Wenige Tage später schickte GE Renewables US LLC eine Kündigung.
1,3 Milliarden Dollar und ein Zahlungsstreit
GE Vernova begründete den Schritt mit ausstehenden Zahlungen, die dem Unternehmen vertraglich zustehen sollen. Der Turbinen-Liefervertrag hat demnach ein Volumen von 1,3 Milliarden Dollar. Vineyard Wind sieht das naturgemäß anders: Die Kündigung sei unrechtmäßig, der Zeitpunkt gezielt gewählt worden, um das Projekt in seiner „verletzlichsten Phase“ zu treffen.
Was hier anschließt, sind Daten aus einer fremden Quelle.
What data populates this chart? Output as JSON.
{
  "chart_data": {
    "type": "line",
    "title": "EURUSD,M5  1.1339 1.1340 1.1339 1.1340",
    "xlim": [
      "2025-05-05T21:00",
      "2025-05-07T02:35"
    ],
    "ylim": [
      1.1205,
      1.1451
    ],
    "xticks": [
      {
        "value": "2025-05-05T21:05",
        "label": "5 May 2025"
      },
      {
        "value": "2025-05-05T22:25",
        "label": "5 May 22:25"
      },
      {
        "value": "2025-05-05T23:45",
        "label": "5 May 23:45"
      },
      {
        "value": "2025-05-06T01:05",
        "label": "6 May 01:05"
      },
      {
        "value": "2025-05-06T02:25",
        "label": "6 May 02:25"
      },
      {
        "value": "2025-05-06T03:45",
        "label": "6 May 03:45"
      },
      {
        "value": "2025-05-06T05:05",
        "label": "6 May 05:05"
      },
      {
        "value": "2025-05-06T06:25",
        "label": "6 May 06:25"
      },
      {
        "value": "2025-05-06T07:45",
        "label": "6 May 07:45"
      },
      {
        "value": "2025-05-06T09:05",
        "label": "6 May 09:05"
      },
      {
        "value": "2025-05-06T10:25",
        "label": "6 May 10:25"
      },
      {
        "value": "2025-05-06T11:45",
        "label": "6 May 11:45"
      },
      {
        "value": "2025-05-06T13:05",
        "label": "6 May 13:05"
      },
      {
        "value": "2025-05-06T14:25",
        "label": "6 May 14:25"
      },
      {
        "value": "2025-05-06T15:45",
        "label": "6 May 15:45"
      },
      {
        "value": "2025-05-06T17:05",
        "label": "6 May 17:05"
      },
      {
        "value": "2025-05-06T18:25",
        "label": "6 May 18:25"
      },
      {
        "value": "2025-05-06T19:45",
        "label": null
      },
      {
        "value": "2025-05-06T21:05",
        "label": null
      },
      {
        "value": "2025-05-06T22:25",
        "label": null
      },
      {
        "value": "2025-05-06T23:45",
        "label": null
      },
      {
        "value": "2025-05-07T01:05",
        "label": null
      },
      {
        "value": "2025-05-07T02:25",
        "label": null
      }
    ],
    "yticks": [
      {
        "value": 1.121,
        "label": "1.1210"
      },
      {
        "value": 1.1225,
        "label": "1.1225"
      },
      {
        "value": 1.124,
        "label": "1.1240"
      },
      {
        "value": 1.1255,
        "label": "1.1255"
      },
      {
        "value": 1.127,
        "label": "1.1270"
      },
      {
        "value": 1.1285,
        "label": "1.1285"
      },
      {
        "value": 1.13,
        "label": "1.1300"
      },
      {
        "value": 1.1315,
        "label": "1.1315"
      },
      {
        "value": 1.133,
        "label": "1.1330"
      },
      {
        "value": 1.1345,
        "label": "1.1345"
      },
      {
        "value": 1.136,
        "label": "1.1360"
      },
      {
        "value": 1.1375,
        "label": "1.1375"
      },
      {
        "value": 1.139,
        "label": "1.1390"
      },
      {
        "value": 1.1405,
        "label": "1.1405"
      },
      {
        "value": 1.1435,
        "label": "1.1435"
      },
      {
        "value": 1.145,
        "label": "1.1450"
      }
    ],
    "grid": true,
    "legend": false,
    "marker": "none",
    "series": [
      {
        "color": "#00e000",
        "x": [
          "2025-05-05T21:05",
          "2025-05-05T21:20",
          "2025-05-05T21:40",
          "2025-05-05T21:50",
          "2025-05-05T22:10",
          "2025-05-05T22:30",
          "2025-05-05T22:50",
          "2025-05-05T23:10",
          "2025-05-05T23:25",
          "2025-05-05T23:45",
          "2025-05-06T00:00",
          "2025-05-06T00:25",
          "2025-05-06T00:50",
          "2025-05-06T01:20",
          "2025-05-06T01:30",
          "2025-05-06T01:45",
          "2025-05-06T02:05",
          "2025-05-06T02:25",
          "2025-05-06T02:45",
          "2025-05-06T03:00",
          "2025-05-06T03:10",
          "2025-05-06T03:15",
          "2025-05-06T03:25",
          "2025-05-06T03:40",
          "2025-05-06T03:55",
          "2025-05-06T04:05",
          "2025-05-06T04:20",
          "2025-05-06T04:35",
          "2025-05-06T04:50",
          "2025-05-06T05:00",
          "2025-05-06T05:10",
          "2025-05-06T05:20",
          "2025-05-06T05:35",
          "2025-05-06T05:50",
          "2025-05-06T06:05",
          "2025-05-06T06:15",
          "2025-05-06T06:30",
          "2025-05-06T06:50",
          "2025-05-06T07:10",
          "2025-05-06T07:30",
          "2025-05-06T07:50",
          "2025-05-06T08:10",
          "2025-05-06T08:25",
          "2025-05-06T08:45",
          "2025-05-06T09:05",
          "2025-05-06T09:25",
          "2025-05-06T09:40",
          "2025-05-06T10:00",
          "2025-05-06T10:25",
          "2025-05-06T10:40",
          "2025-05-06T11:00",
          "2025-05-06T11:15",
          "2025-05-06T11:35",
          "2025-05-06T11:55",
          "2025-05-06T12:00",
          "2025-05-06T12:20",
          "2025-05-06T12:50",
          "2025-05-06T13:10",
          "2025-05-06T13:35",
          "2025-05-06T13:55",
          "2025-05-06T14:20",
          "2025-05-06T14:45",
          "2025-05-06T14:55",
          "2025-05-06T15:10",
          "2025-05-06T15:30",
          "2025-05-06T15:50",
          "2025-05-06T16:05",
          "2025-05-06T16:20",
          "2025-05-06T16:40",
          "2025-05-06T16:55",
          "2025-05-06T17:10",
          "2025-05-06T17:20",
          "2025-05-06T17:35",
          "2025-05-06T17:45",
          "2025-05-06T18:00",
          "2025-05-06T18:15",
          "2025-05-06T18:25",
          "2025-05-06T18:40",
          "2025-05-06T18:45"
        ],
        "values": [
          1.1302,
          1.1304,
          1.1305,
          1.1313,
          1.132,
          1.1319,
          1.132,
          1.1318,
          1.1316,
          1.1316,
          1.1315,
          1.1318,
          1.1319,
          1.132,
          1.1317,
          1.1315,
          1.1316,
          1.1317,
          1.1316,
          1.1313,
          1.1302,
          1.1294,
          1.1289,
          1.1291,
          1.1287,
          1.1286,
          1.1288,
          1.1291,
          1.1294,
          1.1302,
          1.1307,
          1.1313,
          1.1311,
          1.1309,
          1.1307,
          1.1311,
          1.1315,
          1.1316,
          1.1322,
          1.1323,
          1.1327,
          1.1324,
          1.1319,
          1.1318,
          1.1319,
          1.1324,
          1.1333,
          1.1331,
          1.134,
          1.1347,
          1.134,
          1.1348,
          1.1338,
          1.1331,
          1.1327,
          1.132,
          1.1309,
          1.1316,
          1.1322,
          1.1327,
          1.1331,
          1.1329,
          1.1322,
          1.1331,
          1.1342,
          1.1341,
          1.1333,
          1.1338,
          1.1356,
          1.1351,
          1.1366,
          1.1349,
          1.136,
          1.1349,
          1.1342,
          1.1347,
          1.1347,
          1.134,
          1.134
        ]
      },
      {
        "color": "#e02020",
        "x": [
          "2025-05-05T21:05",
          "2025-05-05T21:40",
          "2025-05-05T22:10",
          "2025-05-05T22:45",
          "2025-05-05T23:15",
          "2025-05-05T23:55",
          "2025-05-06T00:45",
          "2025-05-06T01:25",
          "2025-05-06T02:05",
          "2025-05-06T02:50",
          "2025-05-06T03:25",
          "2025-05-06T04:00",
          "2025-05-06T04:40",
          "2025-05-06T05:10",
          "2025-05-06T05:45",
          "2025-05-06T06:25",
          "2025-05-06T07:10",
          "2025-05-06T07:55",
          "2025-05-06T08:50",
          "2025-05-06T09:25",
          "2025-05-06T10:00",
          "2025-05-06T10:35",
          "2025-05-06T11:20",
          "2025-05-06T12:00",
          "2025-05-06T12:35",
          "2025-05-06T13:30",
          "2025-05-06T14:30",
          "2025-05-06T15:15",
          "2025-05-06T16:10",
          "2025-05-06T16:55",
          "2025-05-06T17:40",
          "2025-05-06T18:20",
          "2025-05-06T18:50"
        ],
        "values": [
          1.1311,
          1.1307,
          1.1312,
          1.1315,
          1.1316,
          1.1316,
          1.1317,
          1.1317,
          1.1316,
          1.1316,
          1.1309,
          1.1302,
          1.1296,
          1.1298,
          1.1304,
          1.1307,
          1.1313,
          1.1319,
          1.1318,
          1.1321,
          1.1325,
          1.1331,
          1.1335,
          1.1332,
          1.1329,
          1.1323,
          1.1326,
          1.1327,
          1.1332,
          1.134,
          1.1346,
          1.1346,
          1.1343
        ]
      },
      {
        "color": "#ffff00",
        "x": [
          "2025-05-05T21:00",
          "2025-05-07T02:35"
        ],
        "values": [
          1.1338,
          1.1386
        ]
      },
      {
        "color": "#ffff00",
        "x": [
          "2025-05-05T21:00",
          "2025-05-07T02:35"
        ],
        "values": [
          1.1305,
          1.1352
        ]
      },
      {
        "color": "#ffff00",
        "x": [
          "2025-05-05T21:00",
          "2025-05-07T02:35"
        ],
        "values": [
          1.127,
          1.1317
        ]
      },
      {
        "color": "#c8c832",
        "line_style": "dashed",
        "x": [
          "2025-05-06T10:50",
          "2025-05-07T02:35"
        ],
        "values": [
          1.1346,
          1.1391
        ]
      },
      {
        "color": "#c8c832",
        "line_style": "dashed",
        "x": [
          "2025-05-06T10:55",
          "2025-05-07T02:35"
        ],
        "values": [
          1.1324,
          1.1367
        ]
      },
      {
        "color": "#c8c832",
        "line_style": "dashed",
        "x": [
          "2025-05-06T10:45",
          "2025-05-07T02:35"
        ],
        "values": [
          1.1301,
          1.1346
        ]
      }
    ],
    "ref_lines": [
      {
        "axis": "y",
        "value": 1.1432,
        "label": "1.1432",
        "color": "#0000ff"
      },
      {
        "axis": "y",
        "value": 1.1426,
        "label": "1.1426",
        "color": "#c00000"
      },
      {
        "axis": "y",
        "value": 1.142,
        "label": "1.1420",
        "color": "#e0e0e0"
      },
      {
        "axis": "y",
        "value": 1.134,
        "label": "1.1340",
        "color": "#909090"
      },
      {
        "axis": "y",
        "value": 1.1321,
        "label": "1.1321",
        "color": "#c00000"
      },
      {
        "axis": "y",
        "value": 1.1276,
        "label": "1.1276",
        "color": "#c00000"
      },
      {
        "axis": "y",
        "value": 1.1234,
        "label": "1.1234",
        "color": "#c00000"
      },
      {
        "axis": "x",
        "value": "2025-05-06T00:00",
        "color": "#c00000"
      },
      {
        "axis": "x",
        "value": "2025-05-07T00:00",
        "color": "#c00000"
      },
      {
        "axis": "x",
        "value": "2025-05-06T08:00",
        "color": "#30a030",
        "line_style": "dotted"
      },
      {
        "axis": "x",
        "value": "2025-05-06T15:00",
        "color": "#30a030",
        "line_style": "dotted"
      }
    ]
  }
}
So steht es in der Klage, die das Joint Venture aus Spaniens Iberdrola und Dänemarks Copenhagen Infrastructure Partners letzte Woche vor einem Gericht in Massachusetts eingereicht hat.
Vineyard Wind will per richterlicher Verfügung erzwingen, dass GE Vernova die Arbeiten fortsetzt. Das Argument: Ein Stopp würde hunderttausende Massachusetts-Stromkunden von sauberer Energie abschneiden.
Wer hat recht?
Darüber wird nun ein Gericht befinden. Klar ist: Wenn ein Auftraggeber tatsächlich vertraglich fällige Zahlungen nicht leistet, hat ein Auftragnehmer normalerweise gute Karten. Klar ist aber auch, dass GE Vernova mitten in einem politisch aufgeladenen Umfeld agiert, in dem jeder Rückzug aus einem Windprojekt sofort als Signal gelesen wird. Das Unternehmen dürfte das wissen.
Ob der Vertrag tatsächlich verletzt wurde oder ob hier jemand einen günstigen Ausstieg sucht, bleibt vorerst offen. Der Richter wird es herausfinden. Hunderttausende Stromkunden warten derweil.